This is the mail archive of the
gcc-patches@gcc.gnu.org
mailing list for the GCC project.
RE: [PATCH][GCC][PATCHv3] Improve fpclassify w.r.t IEEE like numbers in GIMPLE.
- From: Richard Biener <rguenther at suse dot de>
- To: Tamar Christina <Tamar dot Christina at arm dot com>
- Cc: Joseph Myers <joseph at codesourcery dot com>, Christophe Lyon <christophe dot lyon at linaro dot org>, Markus Trippelsdorf <markus at trippelsdorf dot de>, Jeff Law <law at redhat dot com>, GCC Patches <gcc-patches at gcc dot gnu dot org>, Wilco Dijkstra <Wilco dot Dijkstra at arm dot com>, Michael Meissner <meissner at linux dot vnet dot ibm dot com>, nd <nd at arm dot com>
- Date: Wed, 30 Aug 2017 15:26:17 +0200 (CEST)

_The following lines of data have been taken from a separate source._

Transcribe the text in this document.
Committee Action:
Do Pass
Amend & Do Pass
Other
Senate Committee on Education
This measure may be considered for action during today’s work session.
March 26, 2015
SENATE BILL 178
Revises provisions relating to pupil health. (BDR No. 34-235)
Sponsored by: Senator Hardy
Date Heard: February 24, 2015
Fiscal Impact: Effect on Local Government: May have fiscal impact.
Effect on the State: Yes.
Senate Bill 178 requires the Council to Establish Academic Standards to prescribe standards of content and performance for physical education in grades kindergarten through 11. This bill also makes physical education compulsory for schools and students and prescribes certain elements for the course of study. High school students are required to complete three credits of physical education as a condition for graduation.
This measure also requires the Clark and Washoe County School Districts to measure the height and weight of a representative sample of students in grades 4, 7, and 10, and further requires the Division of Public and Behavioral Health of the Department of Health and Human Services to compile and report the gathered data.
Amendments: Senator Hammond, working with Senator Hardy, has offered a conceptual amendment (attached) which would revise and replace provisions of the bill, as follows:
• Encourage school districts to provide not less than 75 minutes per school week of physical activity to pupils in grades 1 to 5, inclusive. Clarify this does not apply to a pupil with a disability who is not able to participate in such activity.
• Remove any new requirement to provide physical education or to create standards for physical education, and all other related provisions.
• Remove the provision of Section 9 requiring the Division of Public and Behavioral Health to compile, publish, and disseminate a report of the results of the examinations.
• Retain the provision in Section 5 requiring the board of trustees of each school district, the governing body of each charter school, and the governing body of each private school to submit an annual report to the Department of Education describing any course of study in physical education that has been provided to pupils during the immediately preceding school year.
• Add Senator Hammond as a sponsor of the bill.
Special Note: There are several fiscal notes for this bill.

- Subject: RE: [PATCH][GCC][PATCHv3] Improve fpclassify w.r.t IEEE like numbers in GIMPLE.
- Authentication-results: sourceware.org; auth=none
- References: <VI1PR0801MB20313CD2538258D3AAA60F5DFF910@VI1PR0801MB2031.eurprd08.prod.outlook.com> <20170608103058.GA285@x4> <CAKdteOZ6T8OB-R7HHkUuWgoVrxA-D6rPnH1U3n=9VAU5h4W0eg@mail.gmail.com>,<VI1PR0801MB2031575376F996A705CE73C4FFC90@VI1PR0801MB2031.eurprd08.prod.outlook.com> <VI1PR0801MB2031411786EE5517959DA13DFFC90@VI1PR0801MB2031.eurprd08.prod.outlook.com> <E2E86FA4-2E97-454B-895D-BF405DB01DBC@suse.de> <alpine.DEB.2.20.1706081639520.15290@digraph.polyomino.org.uk> <0E0A7BBD-39C1-4749-9FB4-8E319BAD888A@suse.de>,<DB6PR0802MB2309A3486072D28BA4FA1898FF830@DB6PR0802MB2309.eurprd08.prod.outlook.com> <DB6PR0802MB23094D855B09143E48F096EAFF850@DB6PR0802MB2309.eurprd08.prod.outlook.com> <alpine.LSU.2.20.1708231420490.14191@zhemvz.fhfr.qr> <DB6PR0802MB23090AD8F3CA1C07C4976CFFFF850@DB6PR0802MB2309.eurprd08.prod.outlook.com> <alpine.LSU.2.20.1708241052460.14191@zhemvz.fhfr.qr> <DB6PR0802MB23095448CE3AF8A3AE9FA517FF9F0@DB6PR0802MB2309.eurprd08.prod.outlook.com>
On Tue, 29 Aug 2017, Tamar Christina wrote:
>
>
> > -----Original Message-----
> > From: Richard Biener [mailto:rguenther@suse.de]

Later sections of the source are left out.